Eğer bir muannid tarafından denilse: “Hazret-i İmam-ı Ali radıyallahu anh, bu umum mecazî manaları irade etmemiş.”

Biz de deriz ki: Faraza Hazret-i İmam-ı Ali radıyallahu anh irade etmezse fakat kelâmı delâlet eder ve karinelerin kuvvetiyle, işarî ve zımnî delâletle manaları içine dâhil eder.

Hem madem o mecazî mana ve işarî mefhumlar haktır, doğrudur ve vakıa mutabıktır ve bu iltifata lâyıktır ve karineleri kuvvetlidir; elbette Hazret-i İmam-ı Ali radıyallahu anhın, böyle bütün işarî manaları irade edecek küllî bir teveccühü faraza bulunmazsa; Celcelutiye vahiy olmak cihetiyle hakiki sahibi, Hazret-i İmam-ı Ali radıyallahu anhın üstadı olan Peygamber-i Zîşan aleyhissalâtü vesselâmın küllî teveccühü ve üstadının Üstad-ı Zülcelal’inin ihatalı ilmi onlara bakar, irade dairesine alır.
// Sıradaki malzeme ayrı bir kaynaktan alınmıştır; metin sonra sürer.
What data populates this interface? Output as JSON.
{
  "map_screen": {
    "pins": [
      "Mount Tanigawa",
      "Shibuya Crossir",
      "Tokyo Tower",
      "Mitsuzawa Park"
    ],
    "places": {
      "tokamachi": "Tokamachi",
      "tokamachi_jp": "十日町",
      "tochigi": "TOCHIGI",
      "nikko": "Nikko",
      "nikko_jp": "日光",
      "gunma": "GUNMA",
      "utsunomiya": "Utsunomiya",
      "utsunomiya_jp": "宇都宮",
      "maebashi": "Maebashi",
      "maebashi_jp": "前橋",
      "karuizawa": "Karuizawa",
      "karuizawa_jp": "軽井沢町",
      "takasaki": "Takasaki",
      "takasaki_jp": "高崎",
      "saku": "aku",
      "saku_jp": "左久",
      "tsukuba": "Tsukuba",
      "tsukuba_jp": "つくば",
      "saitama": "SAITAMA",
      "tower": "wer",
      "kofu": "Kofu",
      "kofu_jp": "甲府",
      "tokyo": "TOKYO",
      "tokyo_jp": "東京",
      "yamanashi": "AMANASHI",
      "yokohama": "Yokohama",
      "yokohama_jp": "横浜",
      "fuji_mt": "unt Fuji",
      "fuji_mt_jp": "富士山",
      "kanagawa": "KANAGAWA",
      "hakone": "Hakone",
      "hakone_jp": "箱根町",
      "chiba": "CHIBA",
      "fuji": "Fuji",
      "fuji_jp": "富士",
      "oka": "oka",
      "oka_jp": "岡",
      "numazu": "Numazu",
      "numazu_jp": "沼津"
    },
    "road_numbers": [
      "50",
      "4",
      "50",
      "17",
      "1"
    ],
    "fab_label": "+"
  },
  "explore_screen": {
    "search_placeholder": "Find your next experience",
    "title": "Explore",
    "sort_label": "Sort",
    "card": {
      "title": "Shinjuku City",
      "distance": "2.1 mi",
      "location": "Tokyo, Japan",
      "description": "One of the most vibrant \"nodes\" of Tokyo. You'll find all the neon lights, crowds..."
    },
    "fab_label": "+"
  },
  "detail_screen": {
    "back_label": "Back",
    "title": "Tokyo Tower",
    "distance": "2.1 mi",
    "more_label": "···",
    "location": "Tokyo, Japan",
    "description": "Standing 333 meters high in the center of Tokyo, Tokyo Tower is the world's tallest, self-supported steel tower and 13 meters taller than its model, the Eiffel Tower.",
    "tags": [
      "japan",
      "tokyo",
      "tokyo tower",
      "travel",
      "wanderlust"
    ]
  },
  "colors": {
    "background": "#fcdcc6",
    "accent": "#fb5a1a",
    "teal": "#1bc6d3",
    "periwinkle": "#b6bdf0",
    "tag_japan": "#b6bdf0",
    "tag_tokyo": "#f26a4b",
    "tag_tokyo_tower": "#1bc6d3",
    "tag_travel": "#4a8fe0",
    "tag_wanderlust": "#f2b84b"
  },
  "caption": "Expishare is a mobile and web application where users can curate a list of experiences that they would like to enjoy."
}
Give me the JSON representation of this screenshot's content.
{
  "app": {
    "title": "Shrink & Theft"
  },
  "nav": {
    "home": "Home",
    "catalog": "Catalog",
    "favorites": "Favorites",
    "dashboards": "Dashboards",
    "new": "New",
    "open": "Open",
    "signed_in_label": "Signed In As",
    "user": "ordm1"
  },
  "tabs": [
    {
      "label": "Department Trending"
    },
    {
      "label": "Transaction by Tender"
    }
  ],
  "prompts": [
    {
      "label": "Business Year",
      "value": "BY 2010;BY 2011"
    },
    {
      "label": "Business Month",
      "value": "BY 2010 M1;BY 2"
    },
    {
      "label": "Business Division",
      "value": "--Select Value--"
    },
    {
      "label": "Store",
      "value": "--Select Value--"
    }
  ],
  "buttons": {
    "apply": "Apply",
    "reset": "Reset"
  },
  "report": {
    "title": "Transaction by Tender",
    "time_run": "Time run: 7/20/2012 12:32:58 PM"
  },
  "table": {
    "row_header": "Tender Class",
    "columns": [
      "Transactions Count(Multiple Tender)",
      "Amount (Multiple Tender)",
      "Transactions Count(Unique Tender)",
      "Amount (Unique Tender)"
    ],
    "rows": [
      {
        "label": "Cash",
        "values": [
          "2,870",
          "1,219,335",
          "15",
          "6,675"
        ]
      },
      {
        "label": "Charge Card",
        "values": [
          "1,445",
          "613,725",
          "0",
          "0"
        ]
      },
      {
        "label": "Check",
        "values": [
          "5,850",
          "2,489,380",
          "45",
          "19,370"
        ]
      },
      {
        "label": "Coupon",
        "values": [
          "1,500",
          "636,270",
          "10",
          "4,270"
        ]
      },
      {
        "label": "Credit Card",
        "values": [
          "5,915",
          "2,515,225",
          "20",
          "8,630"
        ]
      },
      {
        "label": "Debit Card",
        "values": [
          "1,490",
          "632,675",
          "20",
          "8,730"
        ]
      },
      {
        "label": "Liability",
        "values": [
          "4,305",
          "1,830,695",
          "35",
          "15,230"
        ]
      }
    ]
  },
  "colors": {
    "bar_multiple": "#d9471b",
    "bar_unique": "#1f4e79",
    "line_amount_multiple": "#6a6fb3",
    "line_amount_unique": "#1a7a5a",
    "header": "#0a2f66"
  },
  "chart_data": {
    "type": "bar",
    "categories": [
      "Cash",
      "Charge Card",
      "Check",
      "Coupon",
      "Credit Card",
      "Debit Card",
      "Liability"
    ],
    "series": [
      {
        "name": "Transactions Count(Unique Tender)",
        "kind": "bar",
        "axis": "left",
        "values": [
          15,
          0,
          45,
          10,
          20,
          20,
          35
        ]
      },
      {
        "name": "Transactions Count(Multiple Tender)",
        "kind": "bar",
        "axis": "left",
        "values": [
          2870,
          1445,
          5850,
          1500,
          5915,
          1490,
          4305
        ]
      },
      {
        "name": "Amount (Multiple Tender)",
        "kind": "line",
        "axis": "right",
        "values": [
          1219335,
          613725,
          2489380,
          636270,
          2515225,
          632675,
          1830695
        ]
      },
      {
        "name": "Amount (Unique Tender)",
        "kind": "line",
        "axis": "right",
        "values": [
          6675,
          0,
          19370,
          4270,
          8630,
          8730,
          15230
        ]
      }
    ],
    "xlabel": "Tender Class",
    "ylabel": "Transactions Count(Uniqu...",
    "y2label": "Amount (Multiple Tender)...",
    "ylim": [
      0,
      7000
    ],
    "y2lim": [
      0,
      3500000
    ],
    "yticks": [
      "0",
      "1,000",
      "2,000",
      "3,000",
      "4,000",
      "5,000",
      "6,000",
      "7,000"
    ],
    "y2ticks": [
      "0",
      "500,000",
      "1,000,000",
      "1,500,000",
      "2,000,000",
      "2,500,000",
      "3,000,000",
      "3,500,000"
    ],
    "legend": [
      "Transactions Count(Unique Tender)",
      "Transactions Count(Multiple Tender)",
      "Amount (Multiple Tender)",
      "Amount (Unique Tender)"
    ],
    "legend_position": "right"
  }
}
Bu hususta kat’î ve yakîn derecesindeki kanaatimin bir sebebi şudur ki: Müşkülat-ı azîme içinde, El-Âyetü’l-Kübra’nın tefsir-i ekberi olan Yedinci Şuâ’yı yazmakta çok zahmet çektiğimden, bir kudsî teselli ve teşvike cidden çok muhtaç idim. Şimdiye kadar mükerrer tecrübelerle bu gibi haletlerimde, inayet-i İlahiye imdadıma yetişiyordu. Risaleyi bitirdiğim aynı vakitte –hiç hatırıma gelmediği halde– birden bu keramet-i Aleviyenin zuhuru, bende hiçbir şüphe bırakmadı ki bu dahi benim imdadıma gelen sair inayet-i İlahiye gibi Rabb-i Rahîm’in bir inayetidir. İnayet ise aldatmaz, hakikatsiz olmaz.